Time management gurus the world over will tell you that the best time to plan your day is the day before. "Planning tomorrow today" is a great habit for success, because it allows you to commit to sometimes difficult choices while you are calm and not yet in the thick of it, and you also have time to react now if you should discover that the coming day is untenable.
Therefore, consider reserving a daily appointment with yourself to "plan tomorrow today", by choosing New Item, call it "plan tomorrow today", and set it to recur daily near the end of your workday, with a Duration of perhaps 20 minutes, an Earliest Begin Time of blank and a Latest End Time perhaps 30 minutes from the end of your workday. (This thirty minutes allows you to still have time to take corrective actions, such as calling someone to reschedule a meeting, if necessary.) It's important to schedule more time that you'll likely need, so that you have time to think proactively and jot down future ideas that often arise as you start imagining great outcomes for tomorrow.
Fortunately, with TimeTo™, planning tomorrow (or planning today, if you choose to do so in the morning) can often go very quickly since, unlike many planners that force you to manually move items from one day to the next, TimeTo™ can very likely plan tomorrow for you.

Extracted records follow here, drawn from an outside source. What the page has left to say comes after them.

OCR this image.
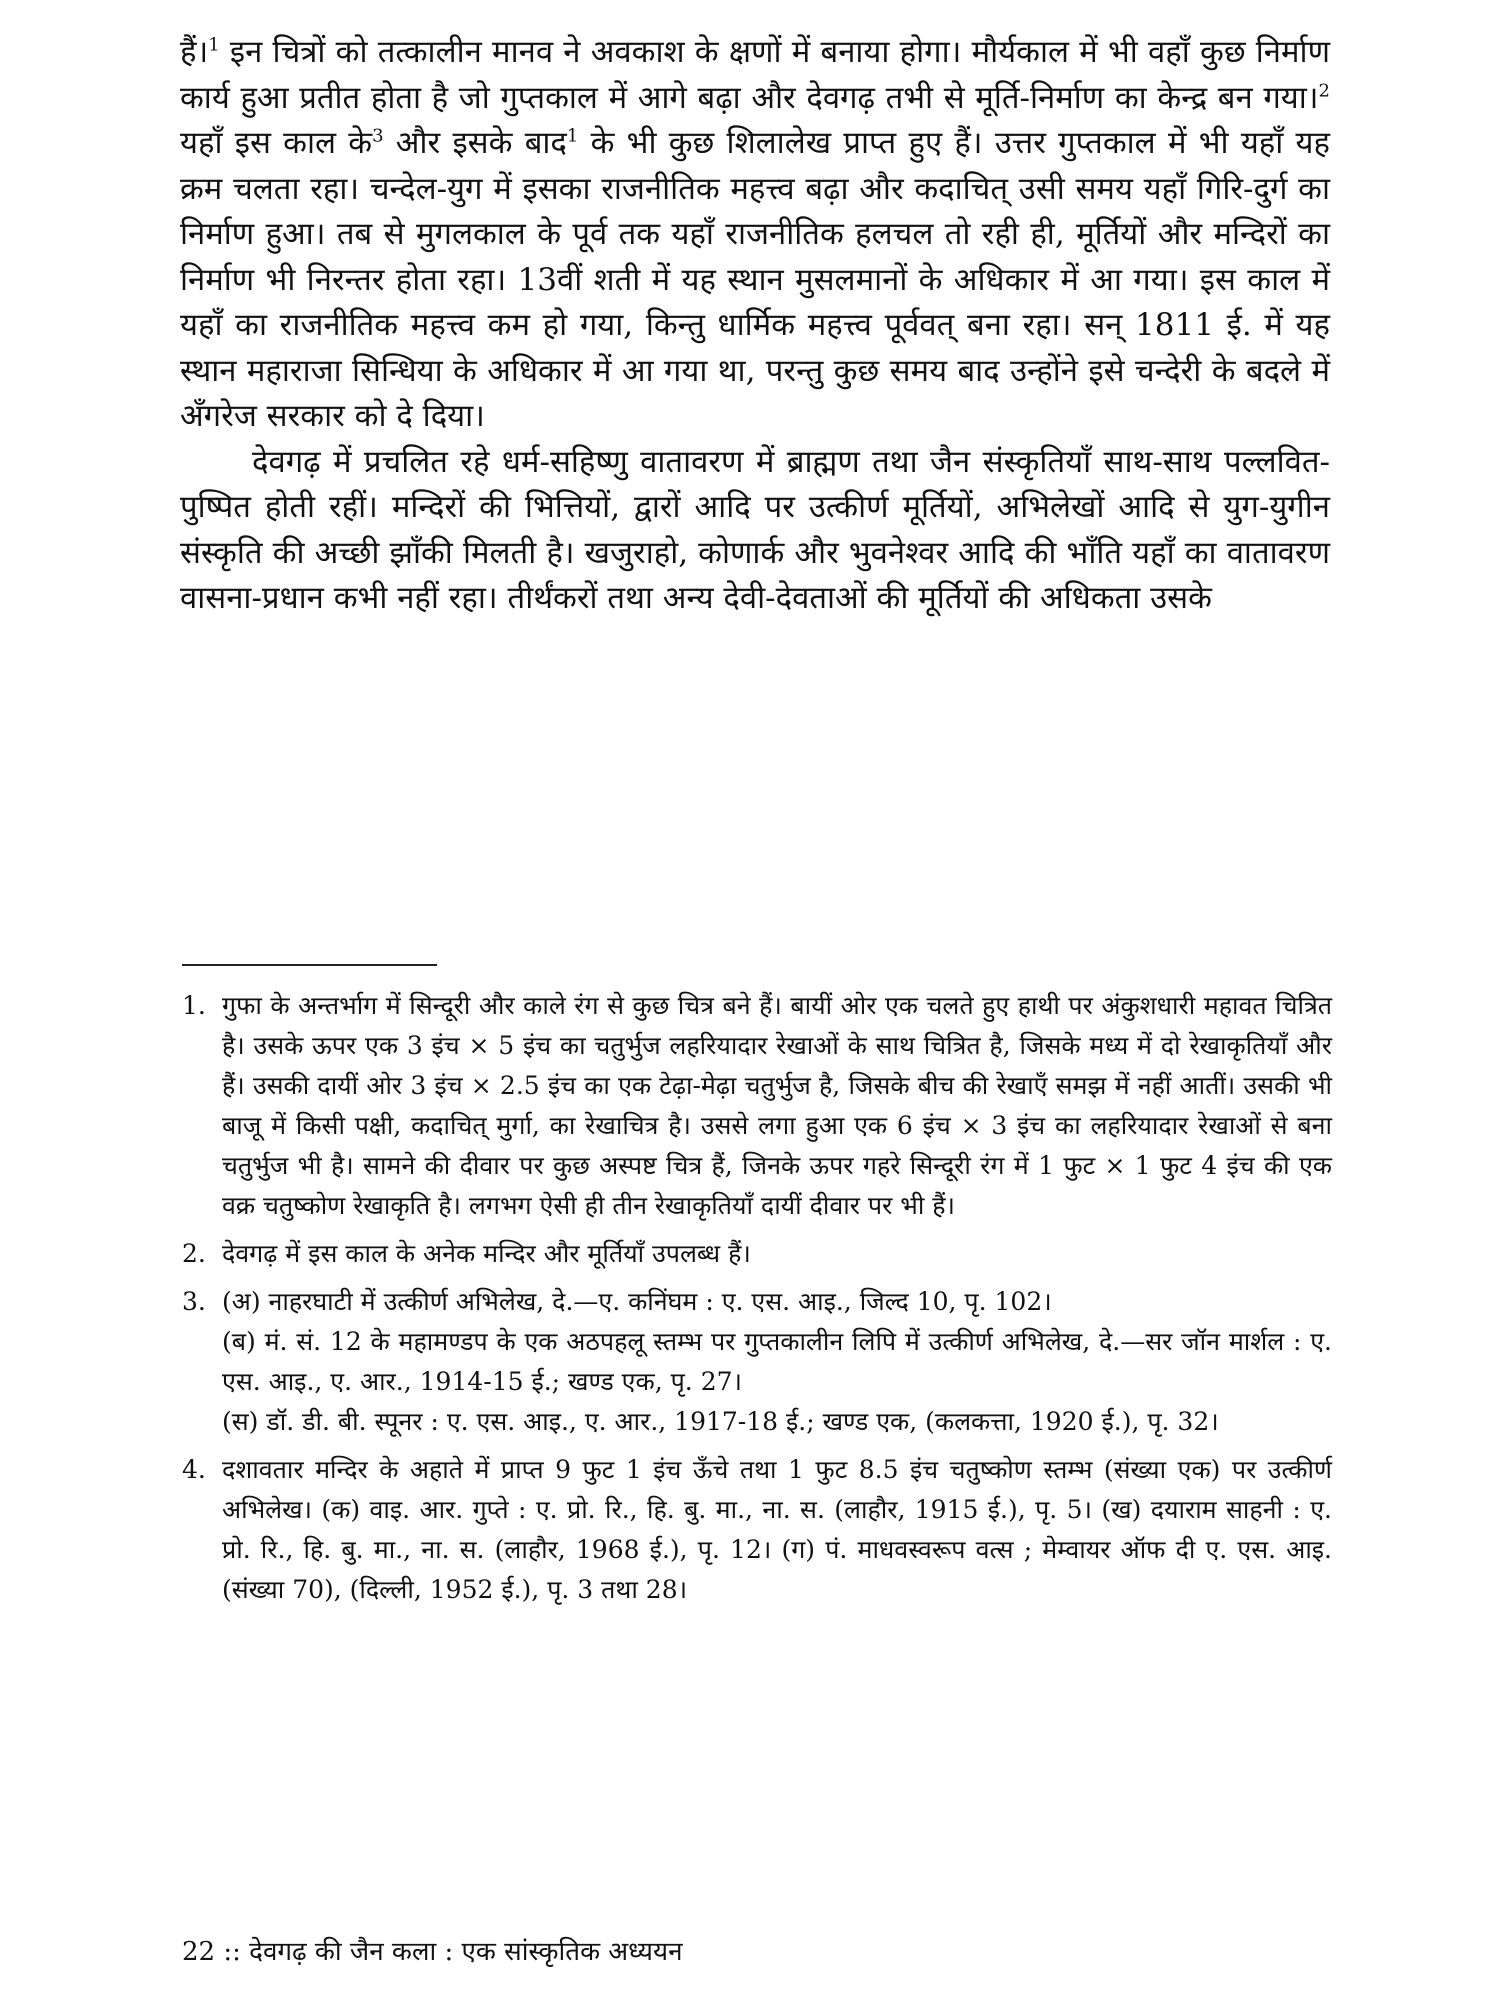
हैं।$^1$ इन चित्रों को तत्कालीन मानव ने अवकाश के क्षणों में बनाया होगा। मौर्यकाल में भी वहाँ कुछ निर्माण कार्य हुआ प्रतीत होता है जो गुप्तकाल में आगे बढ़ा और देवगढ़ तभी से मूर्ति-निर्माण का केन्द्र बन गया।$^2$ यहाँ इस काल के$^3$ और इसके बाद$^1$ के भी कुछ शिलालेख प्राप्त हुए हैं। उत्तर गुप्तकाल में भी यहाँ यह क्रम चलता रहा। चन्देल-युग में इसका राजनीतिक महत्त्व बढ़ा और कदाचित् उसी समय यहाँ गिरि-दुर्ग का निर्माण हुआ। तब से मुगलकाल के पूर्व तक यहाँ राजनीतिक हलचल तो रही ही, मूर्तियों और मन्दिरों का निर्माण भी निरन्तर होता रहा। 13वीं शती में यह स्थान मुसलमानों के अधिकार में आ गया। इस काल में यहाँ का राजनीतिक महत्त्व कम हो गया, किन्तु धार्मिक महत्त्व पूर्ववत् बना रहा। सन् 1811 ई. में यह स्थान महाराजा सिन्धिया के अधिकार में आ गया था, परन्तु कुछ समय बाद उन्होंने इसे चन्देरी के बदले में अँगरेज सरकार को दे दिया।

देवगढ़ में प्रचलित रहे धर्म-सहिष्णु वातावरण में ब्राह्मण तथा जैन संस्कृतियाँ साथ-साथ पल्लवित-पुष्पित होती रहीं। मन्दिरों की भित्तियों, द्वारों आदि पर उत्कीर्ण मूर्तियों, अभिलेखों आदि से युग-युगीन संस्कृति की अच्छी झाँकी मिलती है। खजुराहो, कोणार्क और भुवनेश्वर आदि की भाँति यहाँ का वातावरण वासना-प्रधान कभी नहीं रहा। तीर्थंकरों तथा अन्य देवी-देवताओं की मूर्तियों की अधिकता उसके

1. गुफा के अन्तर्भाग में सिन्दूरी और काले रंग से कुछ चित्र बने हैं। बायीं ओर एक चलते हुए हाथी पर अंकुशधारी महावत चित्रित है। उसके ऊपर एक 3 इंच × 5 इंच का चतुर्भुज लहरियादार रेखाओं के साथ चित्रित है, जिसके मध्य में दो रेखाकृतियाँ और हैं। उसकी दायीं ओर 3 इंच × 2.5 इंच का एक टेढ़ा-मेढ़ा चतुर्भुज है, जिसके बीच की रेखाएँ समझ में नहीं आतीं। उसकी भी बाजू में किसी पक्षी, कदाचित् मुर्गा, का रेखाचित्र है। उससे लगा हुआ एक 6 इंच × 3 इंच का लहरियादार रेखाओं से बना चतुर्भुज भी है। सामने की दीवार पर कुछ अस्पष्ट चित्र हैं, जिनके ऊपर गहरे सिन्दूरी रंग में 1 फुट × 1 फुट 4 इंच की एक वक्र चतुष्कोण रेखाकृति है। लगभग ऐसी ही तीन रेखाकृतियाँ दायीं दीवार पर भी हैं।
2. देवगढ़ में इस काल के अनेक मन्दिर और मूर्तियाँ उपलब्ध हैं।
3. (अ) नाहरघाटी में उत्कीर्ण अभिलेख, दे.—ए. कनिंघम : ए. एस. आइ., जिल्द 10, पृ. 102।
(ब) मं. सं. 12 के महामण्डप के एक अठपहलू स्तम्भ पर गुप्तकालीन लिपि में उत्कीर्ण अभिलेख, दे.—सर जॉन मार्शल : ए. एस. आइ., ए. आर., 1914-15 ई.; खण्ड एक, पृ. 27।
(स) डॉ. डी. बी. स्पूनर : ए. एस. आइ., ए. आर., 1917-18 ई.; खण्ड एक, (कलकत्ता, 1920 ई.), पृ. 32।
4. दशावतार मन्दिर के अहाते में प्राप्त 9 फुट 1 इंच ऊँचे तथा 1 फुट 8.5 इंच चतुष्कोण स्तम्भ (संख्या एक) पर उत्कीर्ण अभिलेख। (क) वाइ. आर. गुप्ते : ए. प्रो. रि., हि. बु. मा., ना. स. (लाहौर, 1915 ई.), पृ. 5। (ख) दयाराम साहनी : ए. प्रो. रि., हि. बु. मा., ना. स. (लाहौर, 1968 ई.), पृ. 12। (ग) पं. माधवस्वरूप वत्स ; मेम्वायर ऑफ दी ए. एस. आइ. (संख्या 70), (दिल्ली, 1952 ई.), पृ. 3 तथा 28।
22 :: देवगढ़ की जैन कला : एक सांस्कृतिक अध्ययन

Nonetheless, a daily review is always a good idea, as you'll always get the time back and more due to more efficient time use tomorrow. You'll also get better outcomes and a reduced likelihood of breaking any commitments you've made. As well, reading over what's coming allows our subconscious to start imagining success for each item. So, let's do it:
For this example, we're going to assume you are in Pro mode, since this gives us the advantage of using all of TimeTo's automatic planning abilities.
First, press Ctrl+S or the Today button on the toolbar to select Day View, and take a last look at today: if there is anything due today that is left undone that you know you won't complete today, then double-click on the item to view the Item Properties, then change the Deadline field and extend the deadline by at least one day.

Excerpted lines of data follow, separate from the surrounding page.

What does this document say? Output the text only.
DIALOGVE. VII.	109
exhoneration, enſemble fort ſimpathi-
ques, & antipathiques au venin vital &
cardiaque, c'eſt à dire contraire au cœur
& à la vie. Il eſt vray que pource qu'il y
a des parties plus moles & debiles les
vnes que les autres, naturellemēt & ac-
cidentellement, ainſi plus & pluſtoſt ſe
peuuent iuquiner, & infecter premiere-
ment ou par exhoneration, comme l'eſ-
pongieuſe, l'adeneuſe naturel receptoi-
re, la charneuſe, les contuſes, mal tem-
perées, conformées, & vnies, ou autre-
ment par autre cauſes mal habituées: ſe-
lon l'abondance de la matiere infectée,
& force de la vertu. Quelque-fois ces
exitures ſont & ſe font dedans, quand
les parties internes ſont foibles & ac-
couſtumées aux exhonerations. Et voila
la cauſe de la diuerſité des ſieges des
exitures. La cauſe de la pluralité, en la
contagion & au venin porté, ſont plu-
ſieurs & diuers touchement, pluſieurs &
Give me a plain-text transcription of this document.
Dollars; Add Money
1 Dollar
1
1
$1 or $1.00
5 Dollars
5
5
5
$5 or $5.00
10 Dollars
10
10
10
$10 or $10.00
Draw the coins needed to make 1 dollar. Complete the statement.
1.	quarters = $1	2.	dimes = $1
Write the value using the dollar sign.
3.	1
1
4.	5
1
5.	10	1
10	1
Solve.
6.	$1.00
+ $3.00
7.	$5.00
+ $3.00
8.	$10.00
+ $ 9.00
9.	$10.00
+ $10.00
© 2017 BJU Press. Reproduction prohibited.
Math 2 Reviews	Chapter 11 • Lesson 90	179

Now press RightArrow once, or click the Next Day button on the toolbar (it's directly to the right of the Today button), to move to viewing tomorrow.
Press Alt+F8, or click the Balance All Days button on the toolbar, to run Balance All Days. It is possible that Balance All Days will be complete almost instantaneously if you don't have many items in your schedule. It is also possible that Balance All Days will have trouble scheduling all items within the bounds of their deadlnes and other factors: if so, TimeTo will offer suggestions on how to resolve the conflicts in your schedule: for details on how that works, please read the Balance All Days help topic.

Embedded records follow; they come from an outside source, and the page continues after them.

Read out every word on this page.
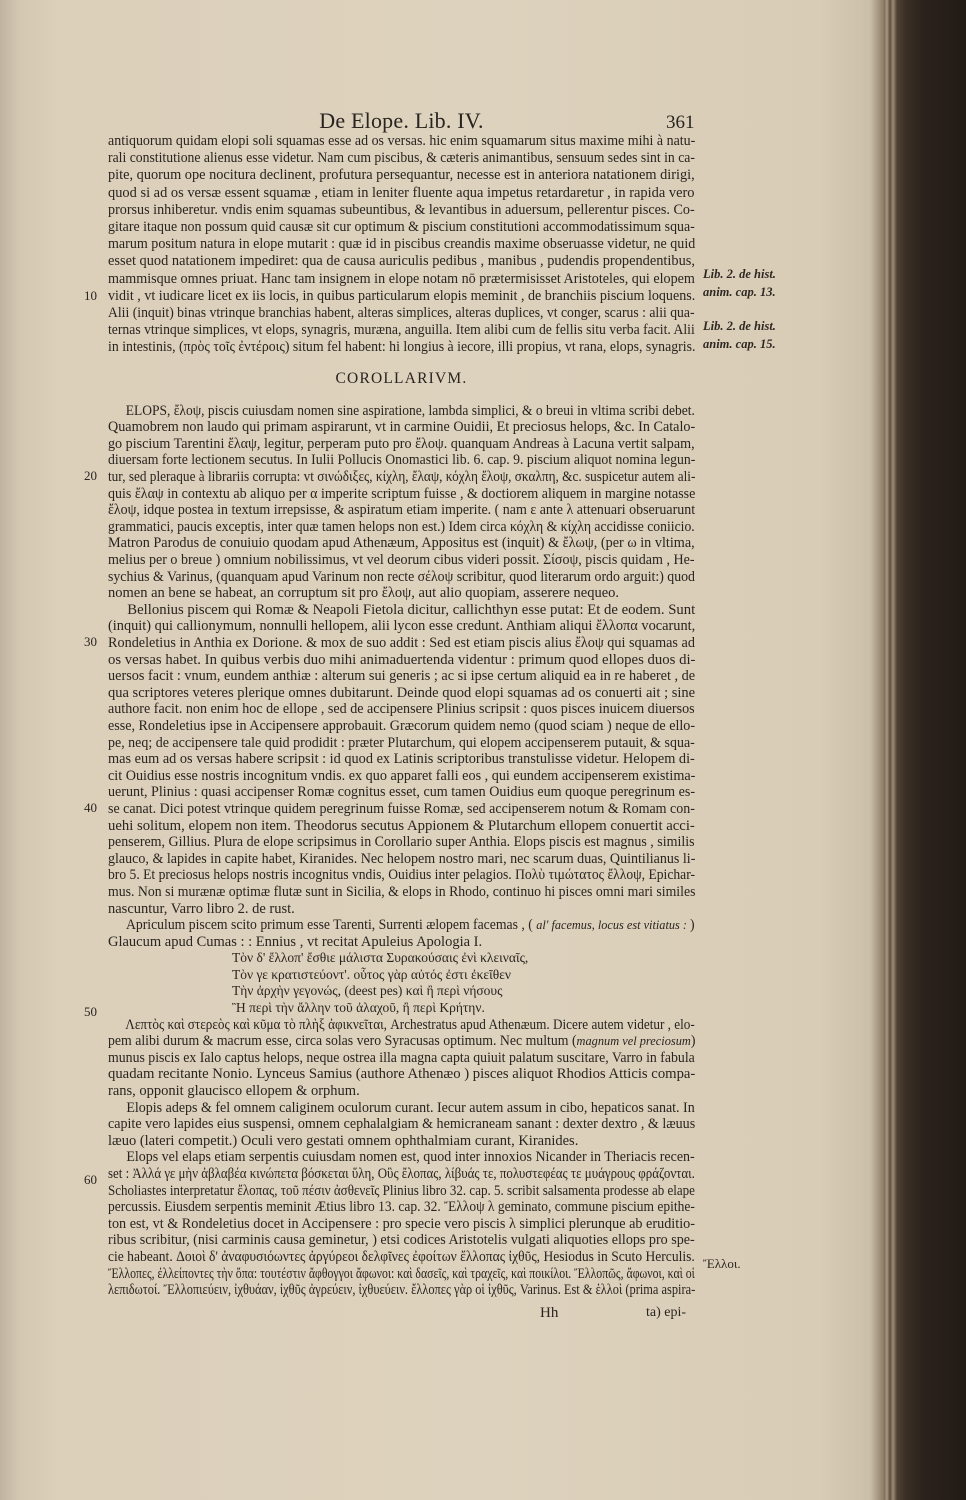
De Elope. Lib. IV.	361
antiquorum quidam elopi soli squamas esse ad os versas. hic enim squamarum situs maxime mihi à natu-
rali constitutione alienus esse videtur. Nam cum piscibus, & cæteris animantibus, sensuum sedes sint in ca-
pite, quorum ope nocitura declinent, profutura persequantur, necesse est in anteriora natationem dirigi,
quod si ad os versæ essent squamæ , etiam in leniter fluente aqua impetus retardaretur , in rapida vero
prorsus inhiberetur. vndis enim squamas subeuntibus, & levantibus in aduersum, pellerentur pisces. Co-
gitare itaque non possum quid causæ sit cur optimum & piscium constitutioni accommodatissimum squa-
marum positum natura in elope mutarit : quæ id in piscibus creandis maxime obseruasse videtur, ne quid
esset quod natationem impediret: qua de causa auriculis pedibus , manibus , pudendis propendentibus,
mammisque omnes priuat. Hanc tam insignem in elope notam nō prætermisisset Aristoteles, qui elopem
vidit , vt iudicare licet ex iis locis, in quibus particularum elopis meminit , de branchiis piscium loquens.
Alii (inquit) binas vtrinque branchias habent, alteras simplices, alteras duplices, vt conger, scarus : alii qua-
ternas vtrinque simplices, vt elops, synagris, muræna, anguilla. Item alibi cum de fellis situ verba facit. Alii
in intestinis, (πρὸς τοῖς ἐντέροις) situm fel habent: hi longius à iecore, illi propius, vt rana, elops, synagris.
COROLLARIVM.
ELOPS, ἔλοψ, piscis cuiusdam nomen sine aspiratione, lambda simplici, & ο breui in vltima scribi debet.
Quamobrem non laudo qui primam aspirarunt, vt in carmine Ouidii, Et preciosus helops, &c. In Catalo-
go piscium Tarentini ἔλαψ, legitur, perperam puto pro ἔλοψ. quanquam Andreas à Lacuna vertit salpam,
diuersam forte lectionem secutus. In Iulii Pollucis Onomastici lib. 6. cap. 9. piscium aliquot nomina legun-
tur, sed pleraque à librariis corrupta: vt σινώδιξες, κίχλη, ἔλαψ, κόχλη ἔλοψ, σκαλπη, &c. suspicetur autem ali-
quis ἔλαψ in contextu ab aliquo per α imperite scriptum fuisse , & doctiorem aliquem in margine notasse
ἔλοψ, idque postea in textum irrepsisse, & aspiratum etiam imperite. ( nam ε ante λ attenuari obseruarunt
grammatici, paucis exceptis, inter quæ tamen helops non est.) Idem circa κόχλη & κίχλη accidisse coniicio.
Matron Parodus de conuiuio quodam apud Athenæum, Appositus est (inquit) & ἔλωψ, (per ω in vltima,
melius per ο breue ) omnium nobilissimus, vt vel deorum cibus videri possit. Σίσοψ, piscis quidam , He-
sychius & Varinus, (quanquam apud Varinum non recte σέλοψ scribitur, quod literarum ordo arguit:) quod
nomen an bene se habeat, an corruptum sit pro ἔλοψ, aut alio quopiam, asserere nequeo.
Bellonius piscem qui Romæ & Neapoli Fietola dicitur, callichthyn esse putat: Et de eodem. Sunt
(inquit) qui callionymum, nonnulli hellopem, alii lycon esse credunt. Anthiam aliqui ἔλλοπα vocarunt,
Rondeletius in Anthia ex Dorione. & mox de suo addit : Sed est etiam piscis alius ἔλοψ qui squamas ad
os versas habet. In quibus verbis duo mihi animaduertenda videntur : primum quod ellopes duos di-
uersos facit : vnum, eundem anthiæ : alterum sui generis ; ac si ipse certum aliquid ea in re haberet , de
qua scriptores veteres plerique omnes dubitarunt. Deinde quod elopi squamas ad os conuerti ait ; sine
authore facit. non enim hoc de ellope , sed de accipensere Plinius scripsit : quos pisces inuicem diuersos
esse, Rondeletius ipse in Accipensere approbauit. Græcorum quidem nemo (quod sciam ) neque de ello-
pe, neq; de accipensere tale quid prodidit : præter Plutarchum, qui elopem accipenserem putauit, & squa-
mas eum ad os versas habere scripsit : id quod ex Latinis scriptoribus transtulisse videtur. Helopem di-
cit Ouidius esse nostris incognitum vndis. ex quo apparet falli eos , qui eundem accipenserem existima-
uerunt, Plinius : quasi accipenser Romæ cognitus esset, cum tamen Ouidius eum quoque peregrinum es-
se canat. Dici potest vtrinque quidem peregrinum fuisse Romæ, sed accipenserem notum & Romam con-
uehi solitum, elopem non item. Theodorus secutus Appionem & Plutarchum ellopem conuertit acci-
penserem, Gillius. Plura de elope scripsimus in Corollario super Anthia. Elops piscis est magnus , similis
glauco, & lapides in capite habet, Kiranides. Nec helopem nostro mari, nec scarum duas, Quintilianus li-
bro 5. Et preciosus helops nostris incognitus vndis, Ouidius inter pelagios. Πολὺ τιμώτατος ἔλλοψ, Epichar-
mus. Non si murænæ optimæ flutæ sunt in Sicilia, & elops in Rhodo, continuo hi pisces omni mari similes
nascuntur, Varro libro 2. de rust.
Apriculum piscem scito primum esse Tarenti, Surrenti ælopem facemas , ( al' facemus, locus est vitiatus : )
Glaucum apud Cumas : : Ennius , vt recitat Apuleius Apologia I.
Τὸν δ' ἔλλοπ' ἔσθιε μάλιστα Συρακούσαις ἐνὶ κλειναῖς,
Τὸν γε κρατιστεύοντ'. οὗτος γὰρ αὐτός ἐστι ἐκεῖθεν
Τὴν ἀρχὴν γεγονώς, (deest pes) καὶ ἢ περὶ νήσους
Ἢ περὶ τὴν ἄλλην τοῦ ἀλαχοῦ, ἢ περὶ Κρήτην.
Λεπτὸς καὶ στερεὸς καὶ κῦμα τὸ πλὴξ ἀφικνεῖται, Archestratus apud Athenæum. Dicere autem videtur , elo-
pem alibi durum & macrum esse, circa solas vero Syracusas optimum. Nec multum (magnum vel preciosum)
munus piscis ex Ialo captus helops, neque ostrea illa magna capta quiuit palatum suscitare, Varro in fabula
quadam recitante Nonio. Lynceus Samius (authore Athenæo ) pisces aliquot Rhodios Atticis compa-
rans, opponit glaucisco ellopem & orphum.
Elopis adeps & fel omnem caliginem oculorum curant. Iecur autem assum in cibo, hepaticos sanat. In
capite vero lapides eius suspensi, omnem cephalalgiam & hemicraneam sanant : dexter dextro , & læuus
læuo (lateri competit.) Oculi vero gestati omnem ophthalmiam curant, Kiranides.
Elops vel elaps etiam serpentis cuiusdam nomen est, quod inter innoxios Nicander in Theriacis recen-
set : Ἀλλά γε μὴν ἀβλαβέα κινώπετα βόσκεται ὕλη, Οὓς ἔλοπας, λίβυάς τε, πολυστεφέας τε μυάγρους φράζονται.
Scholiastes interpretatur ἔλοπας, τοῦ πέσιν ἀσθενεῖς Plinius libro 32. cap. 5. scribit salsamenta prodesse ab elape
percussis. Eiusdem serpentis meminit Ætius libro 13. cap. 32. Ἔλλοψ λ geminato, commune piscium epithe-
ton est, vt & Rondeletius docet in Accipensere : pro specie vero piscis λ simplici plerunque ab eruditio-
ribus scribitur, (nisi carminis causa geminetur, ) etsi codices Aristotelis vulgati aliquoties ellops pro spe-
cie habeant. Δοιοὶ δ' ἀναφυσιόωντες ἀργύρεοι δελφῖνες ἐφοίτων ἔλλοπας ἰχθῦς, Hesiodus in Scuto Herculis.
Ἔλλοπες, ἐλλείποντες τὴν ὄπα: τουτέστιν ἄφθογγοι ἄφωνοι: καὶ δασεῖς, καὶ τραχεῖς, καὶ ποικίλοι. Ἔλλοπῶς, ἄφωνοι, καὶ οἱ
λεπιδωτοί. Ἔλλοπιεύειν, ἰχθυάαν, ἰχθῦς ἀγρεύειν, ἰχθυεύειν. ἔλλοπες γὰρ οἱ ἰχθῦς, Varinus. Est & ἑλλοὶ (prima aspira-
10
20
30
40
50
60
Lib. 2. de hist.
anim. cap. 13.
Lib. 2. de hist.
anim. cap. 15.
Ἔλλοι.
Hh	ta) epi-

Now, take a look at the Schedule Statistics across the top of tomorrow's Day View: if it reports "no conflicts", then planning is very easy: simply read down the list and confirm for yourself that you understand what has to be done, that the durations you've planned for the items are reasonable, that you have everything you need to do what you've planned, and that you've been precise about your next actions on each. You may find, for instance, that you may have a meeting at 2pm but that you haven't set aside time yet to plan how you'll get there, so you'll an add an item due by 2pm to finish planning for the meeting. Once you get good at this, you'll often find you have tomorrow planned in under five minutes (in fact, once you get accustomed to knowing that this meeting with yourself is coming each day, you'll find yourself building better items as you go through your day, because you'll be motivated by knowing that you'll prefer this meeting with yourself be as short and sweet as possible).
However, if the Schedule Statistics did report a conflict or that the day is overbooked (or you can see that the Start Time of any items are red), then as you review consider each item that is due that day (they are easy to find because items that either have a Start Date of that day or whose deadline is that day are in a different color that other items, as defined in Colors Settings) and extend the deadlines of any items that really don't have to be done that day. You can then use the Lighten Load command (Ctrl+Alt+DownArrow) to have TimeTo choose an item to push to a future day, or Balance All Days again to push as many of those items to a future day as is required (either of these commands will bias towards first choosing appropriate items of lower priority or whose deadline is far away). If you still have conflicts, then consider rescheduling meetings, delegating items to reduce their durations, or as a last resort get some of the work done today instead.
Once you have your plan for tomorrow balanced, you can rest confident that you have no "open loops", and that you can head into tomorrow with a confident, proactive plan. And as you sleep, your mind can start solving tomorrow's problems for you.